In the diseased heart, the high risk of Sudden Cardiac Death has traditionally been ascribed to increased tissue heterogeneity associated with disease-related structural and electrical remodeling, which predisposes cardiac tissue to electrical wavebreak and ventricular fibrillation (VF). However, recent studies indicate that dynamic wave instability operates synergistically with pre-existing tissue heterogeneity to promote wavebreak. Dynamic wave stability is regulated by multiple factors, including electrical restitution, intracellular Ca (Cai) cycling, cardiac memory, and electrotonic currents. The goal of this project is to combine mathematical and experimental biology to develop novel therapeutics for VF, based on altering global voltage-Cai dynamics to increase wave stability. To develop this concept, the first goal is to overcome shortcomings of existing action potential (AP) models by incorporating realistic voltage-Cai cycling dynamics into AP models for normal and failing adult rabbit ventricular myocytes and neonatal rat ventricular myocytes, validated experimentally against patch clamp and Cai imaging data.

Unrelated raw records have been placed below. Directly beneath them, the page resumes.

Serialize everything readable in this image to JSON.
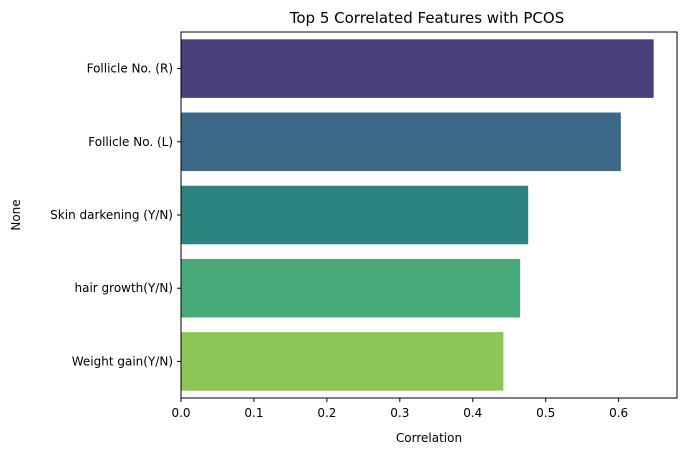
{
  "chart_data": {
    "type": "bar",
    "orientation": "horizontal",
    "title": "Top 5 Correlated Features with PCOS",
    "xlabel": "Correlation",
    "ylabel": "None",
    "categories": [
      "Follicle No. (R)",
      "Follicle No. (L)",
      "Skin darkening (Y/N)",
      "hair growth(Y/N)",
      "Weight gain(Y/N)"
    ],
    "values": [
      0.648,
      0.603,
      0.476,
      0.465,
      0.442
    ],
    "colors": [
      "#48417c",
      "#3b6887",
      "#2c8480",
      "#46ab79",
      "#8dc556"
    ],
    "xlim": [
      0,
      0.68
    ],
    "xticks": [
      0.0,
      0.1,
      0.2,
      0.3,
      0.4,
      0.5,
      0.6
    ],
    "xtick_labels": [
      "0.0",
      "0.1",
      "0.2",
      "0.3",
      "0.4",
      "0.5",
      "0.6"
    ],
    "grid": false,
    "legend": "none"
  }
}
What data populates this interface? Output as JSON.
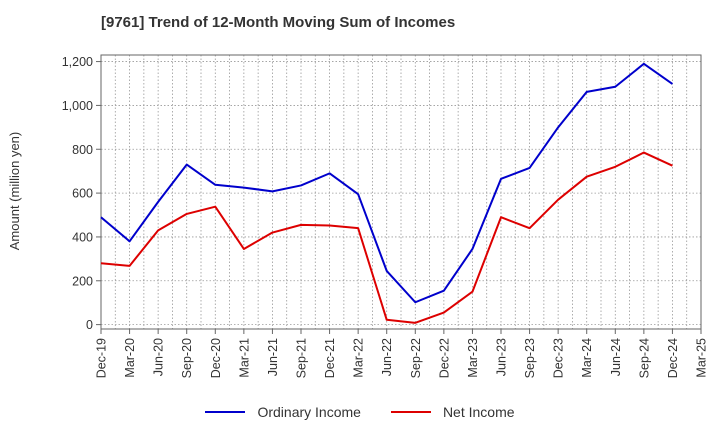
{
  "chart_data": {
    "type": "line",
    "title": "[9761]  Trend of 12-Month Moving Sum of Incomes",
    "xlabel": "",
    "ylabel": "Amount (million yen)",
    "ylim": [
      -20,
      1230
    ],
    "yticks": [
      0,
      200,
      400,
      600,
      800,
      1000,
      1200
    ],
    "ytick_labels": [
      "0",
      "200",
      "400",
      "600",
      "800",
      "1,000",
      "1,200"
    ],
    "categories": [
      "Dec-19",
      "Mar-20",
      "Jun-20",
      "Sep-20",
      "Dec-20",
      "Mar-21",
      "Jun-21",
      "Sep-21",
      "Dec-21",
      "Mar-22",
      "Jun-22",
      "Sep-22",
      "Dec-22",
      "Mar-23",
      "Jun-23",
      "Sep-23",
      "Dec-23",
      "Mar-24",
      "Jun-24",
      "Sep-24",
      "Dec-24",
      "Mar-25"
    ],
    "grid": true,
    "legend_position": "bottom",
    "series": [
      {
        "name": "Ordinary Income",
        "color": "#0000cc",
        "values": [
          490,
          380,
          560,
          730,
          638,
          625,
          608,
          635,
          690,
          595,
          245,
          102,
          155,
          345,
          665,
          715,
          900,
          1062,
          1085,
          1190,
          1098,
          null
        ]
      },
      {
        "name": "Net Income",
        "color": "#dd0000",
        "values": [
          280,
          268,
          430,
          505,
          538,
          345,
          420,
          455,
          452,
          440,
          22,
          8,
          55,
          150,
          490,
          440,
          570,
          675,
          720,
          785,
          725,
          null
        ]
      }
    ]
  }
}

The second aim i s to explore interactions between voltage-Cai dynamics and tissue heterogeneity experimentally in the simplified 2D geometry of cultured neonatal rat ventricular tissue monolayers, complementing the theoretical studies in Project 2.
The third aim i s to use the developed AP models in combination with biological experiments to develop and evaluate specific molecular targets for suppressing wave instability driven by Vm-Cai cycling dynamics, in collaboration with Projects 2, 3 and 4. Based on preliminary studies showing that the L-type Ca current sits at a critical focal point controlling multiple aspects of dynamic wave stability, we will focus on modification of this current as the initial strategy. We will utilize mathematical modeling, patch clamp studies, optical mapping, and adenoviral gene transfer into cultured neonatal rat ventricular monolayers and, in collaboration with Project 3, intact rabbit hearts as a proof-of-concept strategy for gene therapy.